Page 1 of 1
					
				About Question enthuware.ocpjp.v7.2.1425 :
				Posted: Wed Mar 27, 2013 6:52 am
				by aleksey232
				Q: Which of the following patterns will correctly capture all Hex numbers that are delimited by at least one whitespace at either end in an input text?
A: (\s|\b)0[xX][0-9a-fA-F]+(\s|\b)
"0x22" does not contain any spaces, but the number will still be captured.
			 
			
					
				Re: About Question enthuware.ocpjp.v7.2.1425 :
				Posted: Wed Mar 27, 2013 8:47 am
				by admin
				You need the delimiter if there are multiple numbers in the string. In your example, there is only one number, which matches the pattern, so there is no question of delimiter.
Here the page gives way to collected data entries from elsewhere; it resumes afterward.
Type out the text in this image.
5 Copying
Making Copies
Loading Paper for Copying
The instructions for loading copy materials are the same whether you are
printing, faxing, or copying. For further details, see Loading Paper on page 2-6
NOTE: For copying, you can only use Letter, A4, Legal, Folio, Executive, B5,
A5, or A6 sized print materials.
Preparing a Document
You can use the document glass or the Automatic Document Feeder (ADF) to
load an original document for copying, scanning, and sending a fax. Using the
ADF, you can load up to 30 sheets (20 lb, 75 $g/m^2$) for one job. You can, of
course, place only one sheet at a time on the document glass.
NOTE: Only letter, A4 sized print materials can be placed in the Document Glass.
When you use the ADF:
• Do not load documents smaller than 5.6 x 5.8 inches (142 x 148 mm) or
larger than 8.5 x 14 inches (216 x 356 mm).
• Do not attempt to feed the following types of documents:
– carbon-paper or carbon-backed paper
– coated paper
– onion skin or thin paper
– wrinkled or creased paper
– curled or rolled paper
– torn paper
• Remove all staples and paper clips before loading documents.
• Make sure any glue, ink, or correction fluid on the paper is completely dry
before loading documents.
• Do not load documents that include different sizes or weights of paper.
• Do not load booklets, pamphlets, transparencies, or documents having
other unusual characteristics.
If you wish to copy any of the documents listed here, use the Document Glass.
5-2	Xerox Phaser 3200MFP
In other words, the question does not ask you to match white space. It asks you to use white space as a delimiter.
HTH,
Paul.
			 
			
					
				Re: About Question enthuware.ocpjp.v7.2.1425 :
				Posted: Thu Mar 28, 2013 5:09 am
				by aleksey232
				Then I think that question should clarify that input string must contain whitespace delimiters.
			 
			
					
				Re: About Question enthuware.ocpjp.v7.2.1425 :
				Posted: Thu Mar 28, 2013 7:04 am
				by admin
				Hi Aleksey, 
I am not sure what you mean because the question does say, "...are delimited by at least one whitespace...". So it is clear that whitespace is to be used as a delimiter.
HTH,
Paul.
			 
			
					
				Re: About Question enthuware.ocpjp.v7.2.1425 :
				Posted: Fri Sep 20, 2013 9:06 am
				by The_Nick
				Would it make sense using & operator in regex? or better there is the chance of getting question on it:)? 
The_Nick.
			 
			
					
				Re: About Question enthuware.ocpjp.v7.2.1425 :
				Posted: Sat Mar 15, 2014 5:08 pm
				by accurate_guy
				"0x1+0x2" contains two hex numbers delimited by "+" but not a space. Nevertheless they are matched by the pattern.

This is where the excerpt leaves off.